The men that led the contingent that arrested him would be Confederate leaders. John Brown’s legacy would include an inspirational marching song that would be come immensely popular in the North, entitled “John Brown’s Body”. The ballad would have many versions, but the final song matched to the tune would become “The Battle Hymn of the Republic”.

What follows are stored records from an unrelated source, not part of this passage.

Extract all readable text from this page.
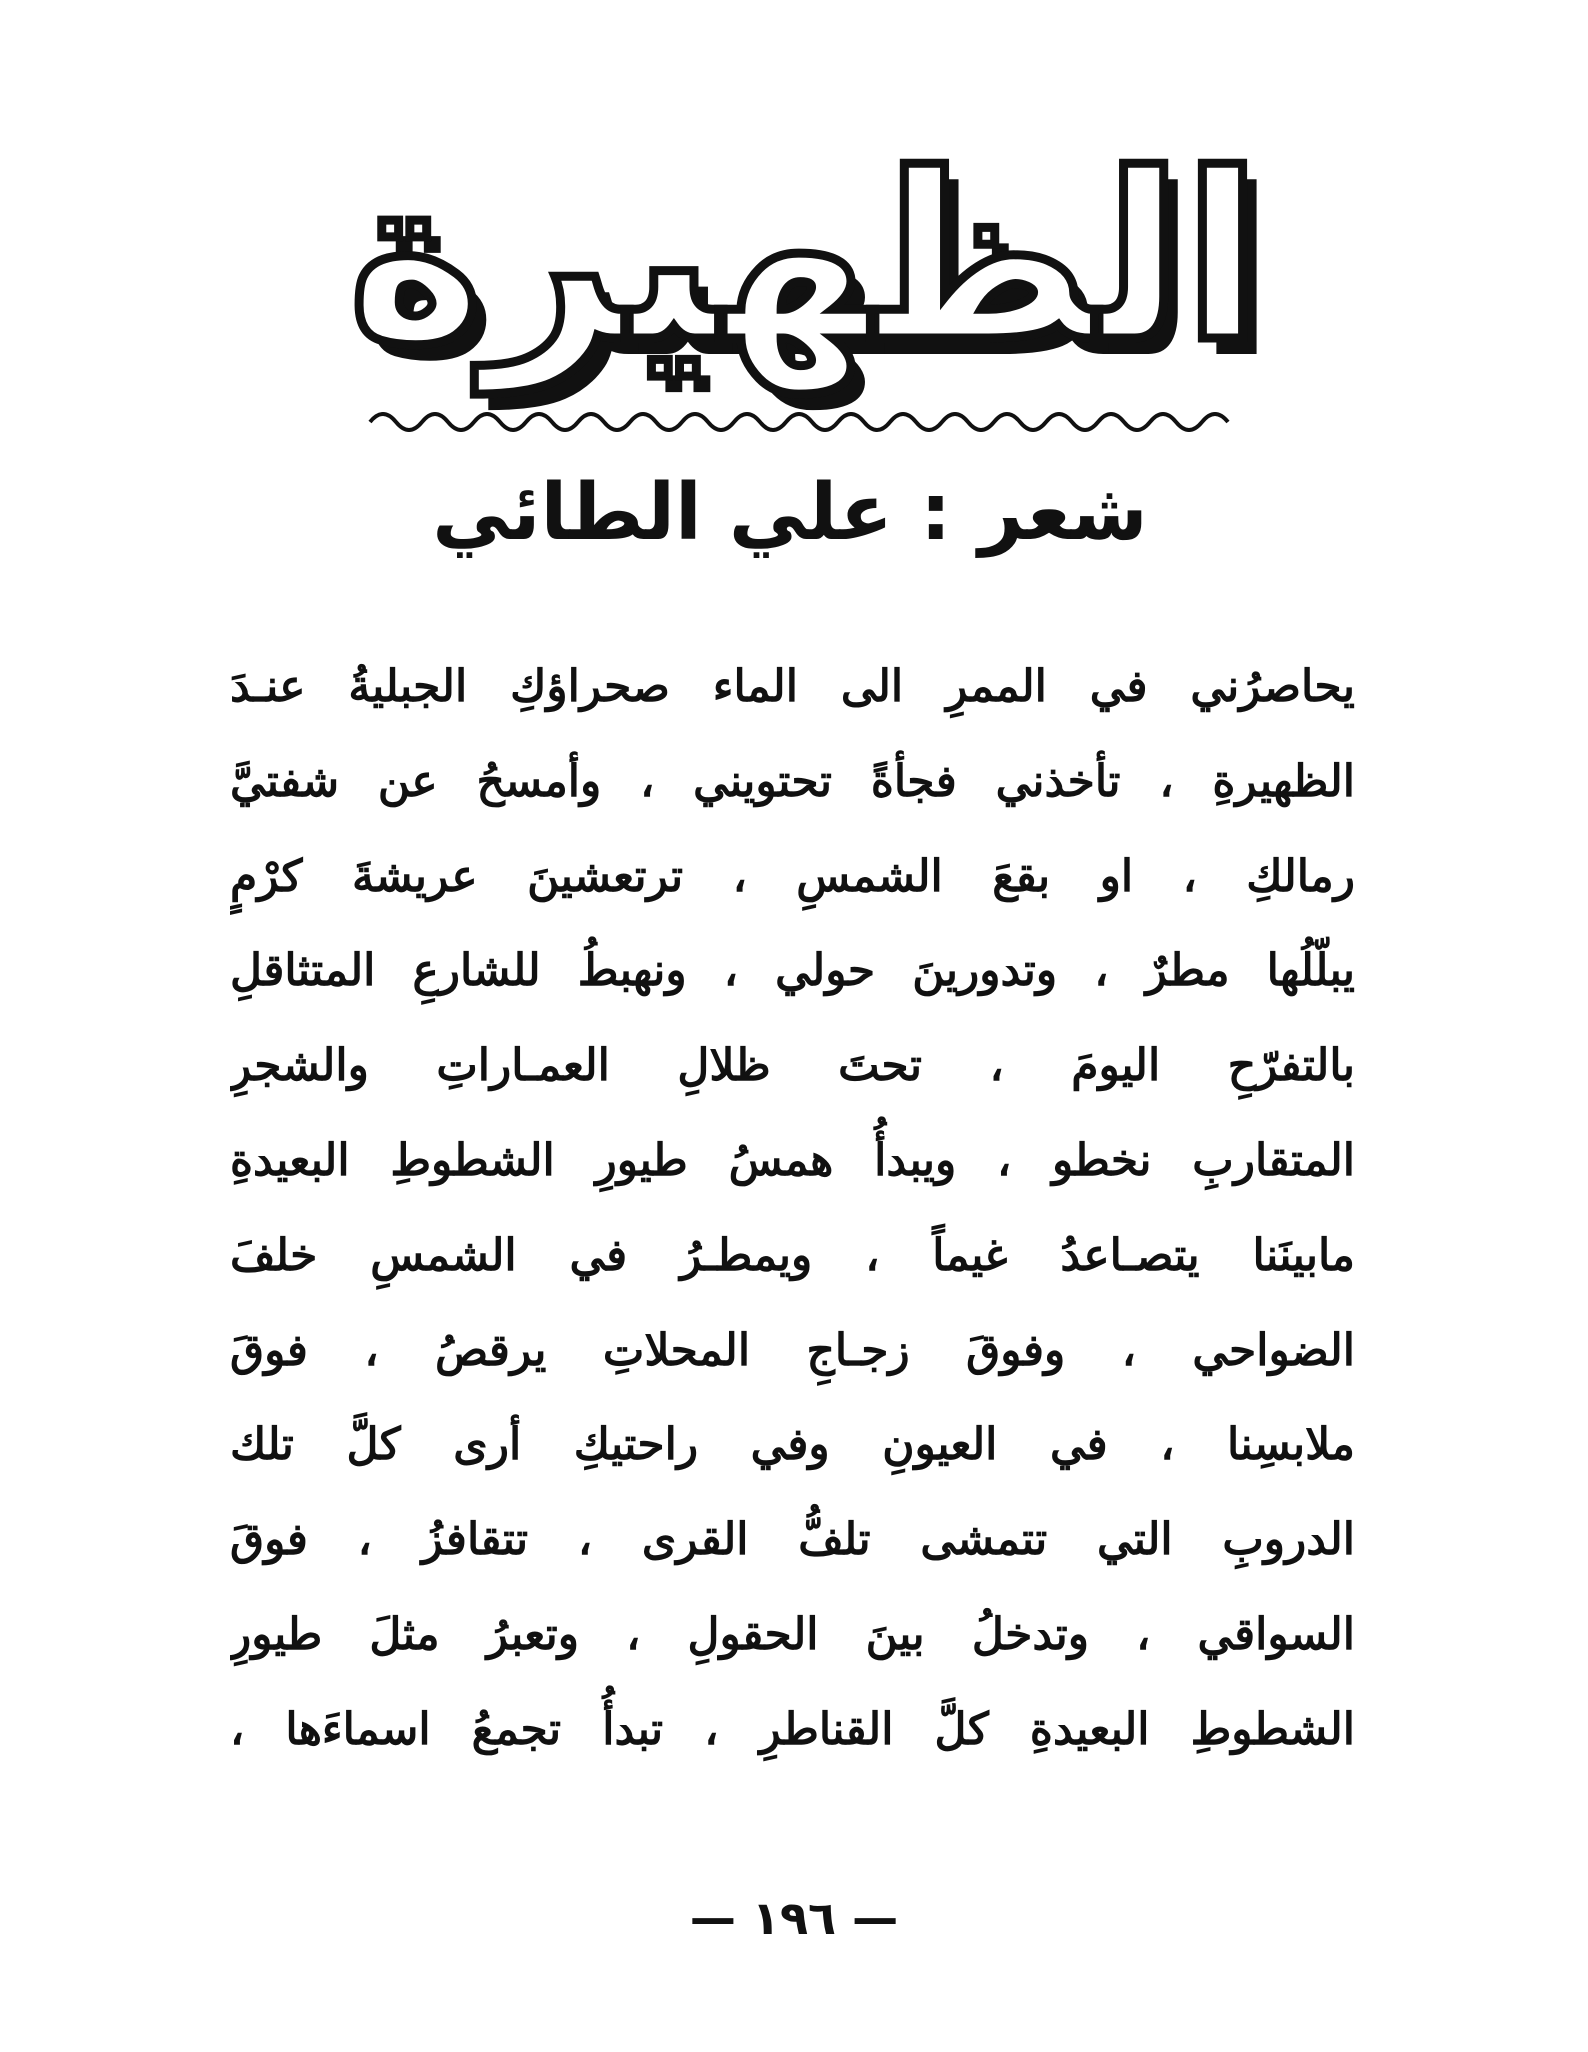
الظهيرة
شعر : علي الطائي
يحاصرُني في الممرِ الى الماء صحراؤكِ الجبليةُ عنـدَ
الظهيرةِ ، تأخذني فجأةً تحتويني ، وأمسحُ عن شفتيَّ
رمالكِ ، او بقعَ الشمسِ ، ترتعشينَ عريشةَ كرْمٍ
يبلّلُها مطرٌ ، وتدورينَ حولي ، ونهبطُ للشارعِ المتثاقلِ
بالتفرّحِ اليومَ ، تحتَ ظلالِ العمـاراتِ والشجرِ
المتقاربِ نخطو ، ويبدأُ همسُ طيورِ الشطوطِ البعيدةِ
مابينَنا يتصـاعدُ غيماً ، ويمطـرُ في الشمسِ خلفَ
الضواحي ، وفوقَ زجـاجِ المحلاتِ يرقصُ ، فوقَ
ملابسِنا ، في العيونِ وفي راحتيكِ أرى كلَّ تلك
الدروبِ التي تتمشى تلفُّ القرى ، تتقافزُ ، فوقَ
السواقي ، وتدخلُ بينَ الحقولِ ، وتعبرُ مثلَ طيورِ
الشطوطِ البعيدةِ كلَّ القناطرِ ، تبدأُ تجمعُ اسماءَها ،
— ١٩٦ —
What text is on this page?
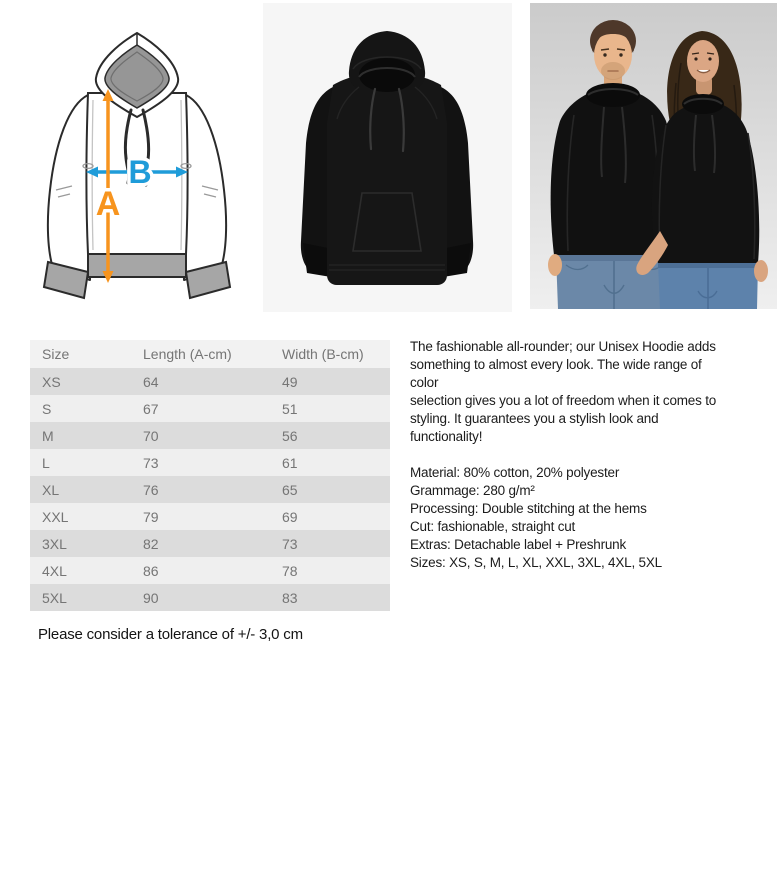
A
B
Size	Length (A-cm)	Width (B-cm)
XS	64	49
S	67	51
M	70	56
L	73	61
XL	76	65
XXL	79	69
3XL	82	73
4XL	86	78
5XL	90	83
The fashionable all-rounder; our Unisex Hoodie adds
something to almost every look. The wide range of color
selection gives you a lot of freedom when it comes to
styling. It guarantees you a stylish look and functionality!
Material: 80% cotton, 20% polyester
Grammage: 280 g/m²
Processing: Double stitching at the hems
Cut: fashionable, straight cut
Extras: Detachable label + Preshrunk
Sizes: XS, S, M, L, XL, XXL, 3XL, 4XL, 5XL

Please consider a tolerance of +/- 3,0 cm
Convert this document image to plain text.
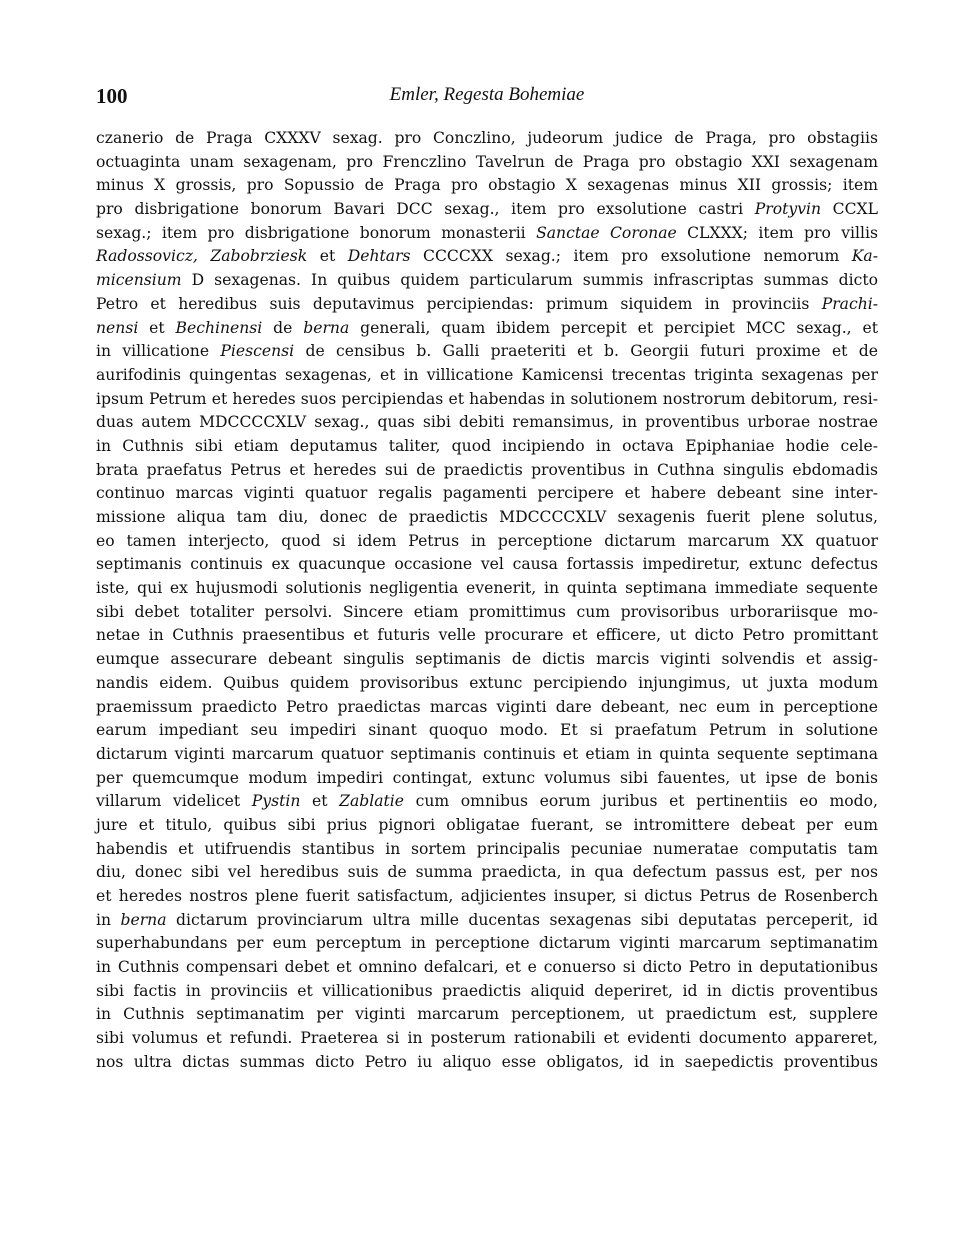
100	Emler, Regesta Bohemiae
czanerio de Praga CXXXV sexag. pro Conczlino, judeorum judice de Praga, pro obstagiis
octuaginta unam sexagenam, pro Frenczlino Tavelrun de Praga pro obstagio XXI sexagenam
minus X grossis, pro Sopussio de Praga pro obstagio X sexagenas minus XII grossis; item
pro disbrigatione bonorum Bavari DCC sexag., item pro exsolutione castri Protyvin CCXL
sexag.; item pro disbrigatione bonorum monasterii Sanctae Coronae CLXXX; item pro villis
Radossovicz, Zabobrziesk et Dehtars CCCCXX sexag.; item pro exsolutione nemorum Ka-
micensium D sexagenas. In quibus quidem particularum summis infrascriptas summas dicto
Petro et heredibus suis deputavimus percipiendas: primum siquidem in provinciis Prachi-
nensi et Bechinensi de berna generali, quam ibidem percepit et percipiet MCC sexag., et
in villicatione Piescensi de censibus b. Galli praeteriti et b. Georgii futuri proxime et de
aurifodinis quingentas sexagenas, et in villicatione Kamicensi trecentas triginta sexagenas per
ipsum Petrum et heredes suos percipiendas et habendas in solutionem nostrorum debitorum, resi-
duas autem MDCCCCXLV sexag., quas sibi debiti remansimus, in proventibus urborae nostrae
in Cuthnis sibi etiam deputamus taliter, quod incipiendo in octava Epiphaniae hodie cele-
brata praefatus Petrus et heredes sui de praedictis proventibus in Cuthna singulis ebdomadis
continuo marcas viginti quatuor regalis pagamenti percipere et habere debeant sine inter-
missione aliqua tam diu, donec de praedictis MDCCCCXLV sexagenis fuerit plene solutus,
eo tamen interjecto, quod si idem Petrus in perceptione dictarum marcarum XX quatuor
septimanis continuis ex quacunque occasione vel causa fortassis impediretur, extunc defectus
iste, qui ex hujusmodi solutionis negligentia evenerit, in quinta septimana immediate sequente
sibi debet totaliter persolvi. Sincere etiam promittimus cum provisoribus urborariisque mo-
netae in Cuthnis praesentibus et futuris velle procurare et efficere, ut dicto Petro promittant
eumque assecurare debeant singulis septimanis de dictis marcis viginti solvendis et assig-
nandis eidem. Quibus quidem provisoribus extunc percipiendo injungimus, ut juxta modum
praemissum praedicto Petro praedictas marcas viginti dare debeant, nec eum in perceptione
earum impediant seu impediri sinant quoquo modo. Et si praefatum Petrum in solutione
dictarum viginti marcarum quatuor septimanis continuis et etiam in quinta sequente septimana
per quemcumque modum impediri contingat, extunc volumus sibi fauentes, ut ipse de bonis
villarum videlicet Pystin et Zablatie cum omnibus eorum juribus et pertinentiis eo modo,
jure et titulo, quibus sibi prius pignori obligatae fuerant, se intromittere debeat per eum
habendis et utifruendis stantibus in sortem principalis pecuniae numeratae computatis tam
diu, donec sibi vel heredibus suis de summa praedicta, in qua defectum passus est, per nos
et heredes nostros plene fuerit satisfactum, adjicientes insuper, si dictus Petrus de Rosenberch
in berna dictarum provinciarum ultra mille ducentas sexagenas sibi deputatas perceperit, id
superhabundans per eum perceptum in perceptione dictarum viginti marcarum septimanatim
in Cuthnis compensari debet et omnino defalcari, et e conuerso si dicto Petro in deputationibus
sibi factis in provinciis et villicationibus praedictis aliquid deperiret, id in dictis proventibus
in Cuthnis septimanatim per viginti marcarum perceptionem, ut praedictum est, supplere
sibi volumus et refundi. Praeterea si in posterum rationabili et evidenti documento appareret,
nos ultra dictas summas dicto Petro iu aliquo esse obligatos, id in saepedictis proventibus
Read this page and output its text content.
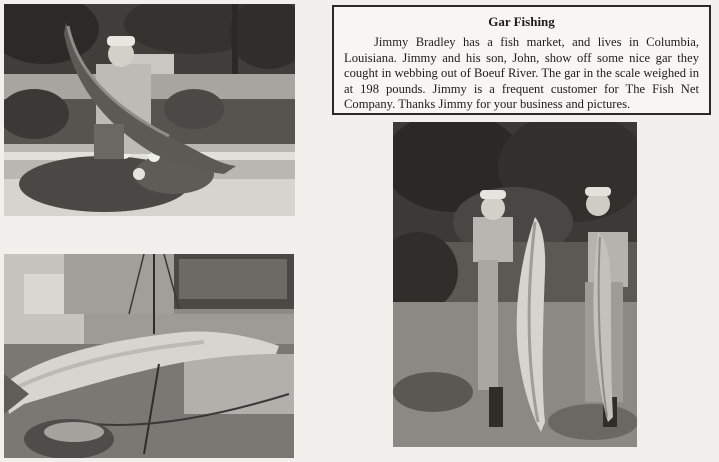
Gar Fishing

Jimmy Bradley has a fish market, and lives in Columbia, Louisiana. Jimmy and his son, John, show off some nice gar they cought in webbing out of Boeuf River. The gar in the scale weighed in at 198 pounds. Jimmy is a frequent customer for The Fish Net Company. Thanks Jimmy for your business and pictures.
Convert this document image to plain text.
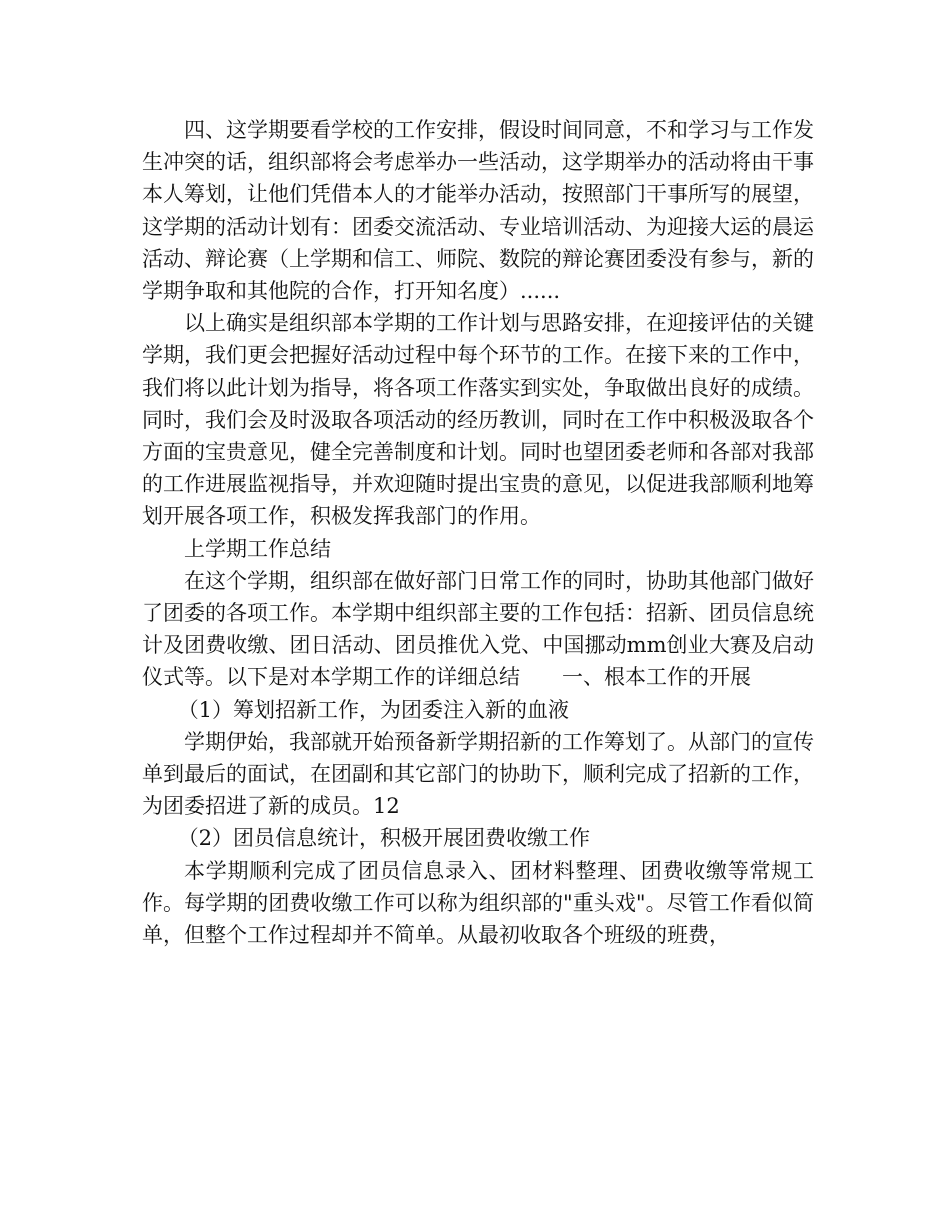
四、这学期要看学校的工作安排，假设时间同意，不和学习与工作发生冲突的话，组织部将会考虑举办一些活动，这学期举办的活动将由干事本人筹划，让他们凭借本人的才能举办活动，按照部门干事所写的展望，这学期的活动计划有：团委交流活动、专业培训活动、为迎接大运的晨运活动、辩论赛（上学期和信工、师院、数院的辩论赛团委没有参与，新的学期争取和其他院的合作，打开知名度）......

以上确实是组织部本学期的工作计划与思路安排，在迎接评估的关键学期，我们更会把握好活动过程中每个环节的工作。在接下来的工作中，我们将以此计划为指导，将各项工作落实到实处，争取做出良好的成绩。同时，我们会及时汲取各项活动的经历教训，同时在工作中积极汲取各个方面的宝贵意见，健全完善制度和计划。同时也望团委老师和各部对我部的工作进展监视指导，并欢迎随时提出宝贵的意见，以促进我部顺利地筹划开展各项工作，积极发挥我部门的作用。

上学期工作总结

在这个学期，组织部在做好部门日常工作的同时，协助其他部门做好了团委的各项工作。本学期中组织部主要的工作包括：招新、团员信息统计及团费收缴、团日活动、团员推优入党、中国挪动mm创业大赛及启动仪式等。以下是对本学期工作的详细总结　　一、根本工作的开展

（1）筹划招新工作，为团委注入新的血液

学期伊始，我部就开始预备新学期招新的工作筹划了。从部门的宣传单到最后的面试，在团副和其它部门的协助下，顺利完成了招新的工作，为团委招进了新的成员。12

（2）团员信息统计，积极开展团费收缴工作

本学期顺利完成了团员信息录入、团材料整理、团费收缴等常规工作。每学期的团费收缴工作可以称为组织部的"重头戏"。尽管工作看似简单，但整个工作过程却并不简单。从最初收取各个班级的班费，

Today in History, October 15, 1951:
“I Love Lucy” premieres on CBS. The series, at the beginnings of network television, starred Lucille Ball and her husband Dezi Arnaz among others.
Lucille Ball had been a Hollywood starlet, but quickly displayed her remarkable talent for comedy. The show was a hit and can still be found in syndication.
Today in History, October 15: 1863 –
The first successful (after a fashion) submarine, the CSS Hunley, sinks in Charleston Harbor. It was the second time the sub had sunk. Earlier it had gone down in Mobile Bay, killing two of it’s crew.
It was salvaged and transported to Charleston by train, to be used in an attempt to break the Union blockade of that port. The sub’s creator, Horace Hunley, took her out for a test run with a new crew. In front of onlookers, the sub slipped beneath the waves, and never surfaced. Hunley and 7 crewmembers died.
Nonetheless, the sub was once again salvaged and yet another crew took her out in February of 1864. They placed a torpedo (mine) against the USS Housatonic and backed away; the explosive sank the Union ship. But the Hunley never made it back to port, sinking for the final time, taking another crew with her. She was raised in 2000.